Шейн повернулся к нему лицом, решительно подошел к столу, разлил остатки водки по рюмкам.
– За жизнь!
– сказал он тихо, выдохнул и, не чокаясь, выпил.
Дэн поддержал. Выпил, не поморщившись и даже закусывать не стал. Он молчал и смотрел, как Шейн гоняет по тарелке скользкий гриб. Наконец, гриб был наколот на вилку, но подняв вилку, Шейн неожиданно произнес:
– За глаза все говорят, что наш род проклят. Это глупо! И это несправедливо! И нечестно! И, тем не менее, мы не можем продолжать род кроме как через чистокровные браки. Но нас осталось так мало, что чистокровные браки стали возможны только с близкими родственниками и наши дети рождаются или нежизнеспособными, или больными.
Он бросил вилку с грибом в тарелку и снова пошел к окну, не в силах совладать с эмоциями.
– Мы умираем, мой друг! Вымираем как мамонты, - он оперся спиной о подоконник и горько усмехнулся, - и ничего не в силах с этим поделать.

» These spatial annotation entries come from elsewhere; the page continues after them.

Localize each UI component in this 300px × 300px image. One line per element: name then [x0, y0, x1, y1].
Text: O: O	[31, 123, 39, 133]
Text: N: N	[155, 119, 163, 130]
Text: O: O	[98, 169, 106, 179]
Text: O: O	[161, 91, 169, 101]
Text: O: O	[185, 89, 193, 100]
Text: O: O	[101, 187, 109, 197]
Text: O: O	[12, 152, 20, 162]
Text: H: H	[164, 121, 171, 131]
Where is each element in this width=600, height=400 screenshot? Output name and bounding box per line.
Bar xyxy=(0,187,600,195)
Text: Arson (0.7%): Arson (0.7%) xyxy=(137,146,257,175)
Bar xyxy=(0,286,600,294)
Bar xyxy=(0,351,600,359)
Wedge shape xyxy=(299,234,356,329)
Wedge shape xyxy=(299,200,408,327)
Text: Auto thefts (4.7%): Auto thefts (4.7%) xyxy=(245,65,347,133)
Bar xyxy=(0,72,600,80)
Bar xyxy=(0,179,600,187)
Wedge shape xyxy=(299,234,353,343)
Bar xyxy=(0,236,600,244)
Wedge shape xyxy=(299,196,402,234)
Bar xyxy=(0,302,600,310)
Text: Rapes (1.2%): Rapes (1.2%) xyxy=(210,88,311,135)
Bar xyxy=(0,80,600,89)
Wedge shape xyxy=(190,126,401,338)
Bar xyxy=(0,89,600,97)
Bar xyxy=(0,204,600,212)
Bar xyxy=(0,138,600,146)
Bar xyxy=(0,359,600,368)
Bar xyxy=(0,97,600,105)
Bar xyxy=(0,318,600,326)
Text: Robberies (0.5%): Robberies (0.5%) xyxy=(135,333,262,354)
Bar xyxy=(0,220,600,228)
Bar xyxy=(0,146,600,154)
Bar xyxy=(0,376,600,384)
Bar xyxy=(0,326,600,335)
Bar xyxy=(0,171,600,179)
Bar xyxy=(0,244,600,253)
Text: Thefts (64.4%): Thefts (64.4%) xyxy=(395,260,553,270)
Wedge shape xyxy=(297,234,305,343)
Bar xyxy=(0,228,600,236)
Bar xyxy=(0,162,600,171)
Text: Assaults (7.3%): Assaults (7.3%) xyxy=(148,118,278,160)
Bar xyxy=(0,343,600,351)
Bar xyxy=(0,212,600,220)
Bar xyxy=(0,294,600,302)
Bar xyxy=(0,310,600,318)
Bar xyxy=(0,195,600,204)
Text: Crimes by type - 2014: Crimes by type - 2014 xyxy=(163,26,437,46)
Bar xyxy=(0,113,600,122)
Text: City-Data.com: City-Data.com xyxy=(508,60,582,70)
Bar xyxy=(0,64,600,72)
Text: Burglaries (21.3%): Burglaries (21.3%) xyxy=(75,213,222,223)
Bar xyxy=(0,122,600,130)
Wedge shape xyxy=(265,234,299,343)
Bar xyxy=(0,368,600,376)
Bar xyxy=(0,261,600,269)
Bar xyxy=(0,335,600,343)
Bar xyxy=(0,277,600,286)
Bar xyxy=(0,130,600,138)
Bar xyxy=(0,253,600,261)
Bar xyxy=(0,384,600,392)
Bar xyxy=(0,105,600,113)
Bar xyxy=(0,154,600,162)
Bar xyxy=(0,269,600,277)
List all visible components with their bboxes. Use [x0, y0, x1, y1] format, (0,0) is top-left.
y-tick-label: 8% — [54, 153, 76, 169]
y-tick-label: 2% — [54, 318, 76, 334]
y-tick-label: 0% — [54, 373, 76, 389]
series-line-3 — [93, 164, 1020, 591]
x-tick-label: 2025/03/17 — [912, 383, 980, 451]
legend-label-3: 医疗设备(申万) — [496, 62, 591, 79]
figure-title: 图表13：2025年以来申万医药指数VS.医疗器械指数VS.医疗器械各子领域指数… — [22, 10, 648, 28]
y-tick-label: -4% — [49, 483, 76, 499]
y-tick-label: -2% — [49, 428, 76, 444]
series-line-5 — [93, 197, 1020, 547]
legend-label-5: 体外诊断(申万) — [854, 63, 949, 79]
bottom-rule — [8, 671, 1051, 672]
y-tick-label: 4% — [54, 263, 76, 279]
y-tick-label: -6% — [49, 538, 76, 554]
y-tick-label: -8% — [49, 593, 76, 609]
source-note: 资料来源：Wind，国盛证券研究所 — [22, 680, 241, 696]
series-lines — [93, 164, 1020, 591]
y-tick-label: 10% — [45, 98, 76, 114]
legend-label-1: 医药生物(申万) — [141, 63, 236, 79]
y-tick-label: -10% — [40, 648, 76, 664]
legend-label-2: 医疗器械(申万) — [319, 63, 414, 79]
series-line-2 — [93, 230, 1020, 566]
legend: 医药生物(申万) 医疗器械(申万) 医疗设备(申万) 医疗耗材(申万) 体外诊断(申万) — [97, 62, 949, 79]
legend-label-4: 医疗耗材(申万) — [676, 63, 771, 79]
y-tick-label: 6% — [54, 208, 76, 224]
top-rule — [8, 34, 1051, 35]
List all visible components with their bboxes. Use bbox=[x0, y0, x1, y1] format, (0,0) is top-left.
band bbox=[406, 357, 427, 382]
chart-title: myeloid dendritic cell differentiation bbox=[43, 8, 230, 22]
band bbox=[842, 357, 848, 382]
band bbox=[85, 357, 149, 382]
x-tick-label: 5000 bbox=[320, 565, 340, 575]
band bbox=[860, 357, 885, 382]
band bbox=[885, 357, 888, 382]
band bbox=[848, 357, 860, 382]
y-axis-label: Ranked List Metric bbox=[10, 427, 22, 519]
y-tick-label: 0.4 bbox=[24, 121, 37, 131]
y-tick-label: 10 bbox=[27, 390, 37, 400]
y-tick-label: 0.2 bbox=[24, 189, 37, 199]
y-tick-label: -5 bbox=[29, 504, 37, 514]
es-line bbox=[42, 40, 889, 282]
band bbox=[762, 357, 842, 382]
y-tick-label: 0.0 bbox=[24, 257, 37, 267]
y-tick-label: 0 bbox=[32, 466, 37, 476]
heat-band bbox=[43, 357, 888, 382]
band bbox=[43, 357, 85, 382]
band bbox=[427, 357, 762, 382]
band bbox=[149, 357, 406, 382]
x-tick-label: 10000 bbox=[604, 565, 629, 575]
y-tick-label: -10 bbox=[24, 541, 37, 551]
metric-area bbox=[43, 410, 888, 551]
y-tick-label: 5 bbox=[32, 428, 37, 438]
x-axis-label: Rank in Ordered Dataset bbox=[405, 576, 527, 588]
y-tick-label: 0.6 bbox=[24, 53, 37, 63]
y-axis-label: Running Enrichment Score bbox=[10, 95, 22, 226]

Резко протрезвевший Дэн был, мягко говоря, в шоке. Алисанги так мало болели, в принципе, что, даже закончив мединститут, он не смог бы назвать и десяти заболеваний, которые встречались бы у его сородичей. Большая часть из них - травмы. Но чтобы генетическое и неизлечимое... на ум приходила только гемофилия. Он уже открыл рот, чтобы озвучить свое предположение, но Шейн его перебил:
– Друг мой, не хочу тебя обижать, но ты до крайности банален. Нет, это не гемофилия. Хотя бы потому, что кровь наша сильно отличается от человеческой.
Дэн готов был стукнуться головой об стену от собственной глупости и даже не заметил, что Шейн словно прочитал его мысли.
– Простите, профессор, но я ведь лечу людей, и именно их наследственные болезни в первую очередь лезут мне в голову, потому что, - он ненадолго задумался, - потому что у алисангов нет наследственных болезней. Вернее, я раньше никогда о них не слышал.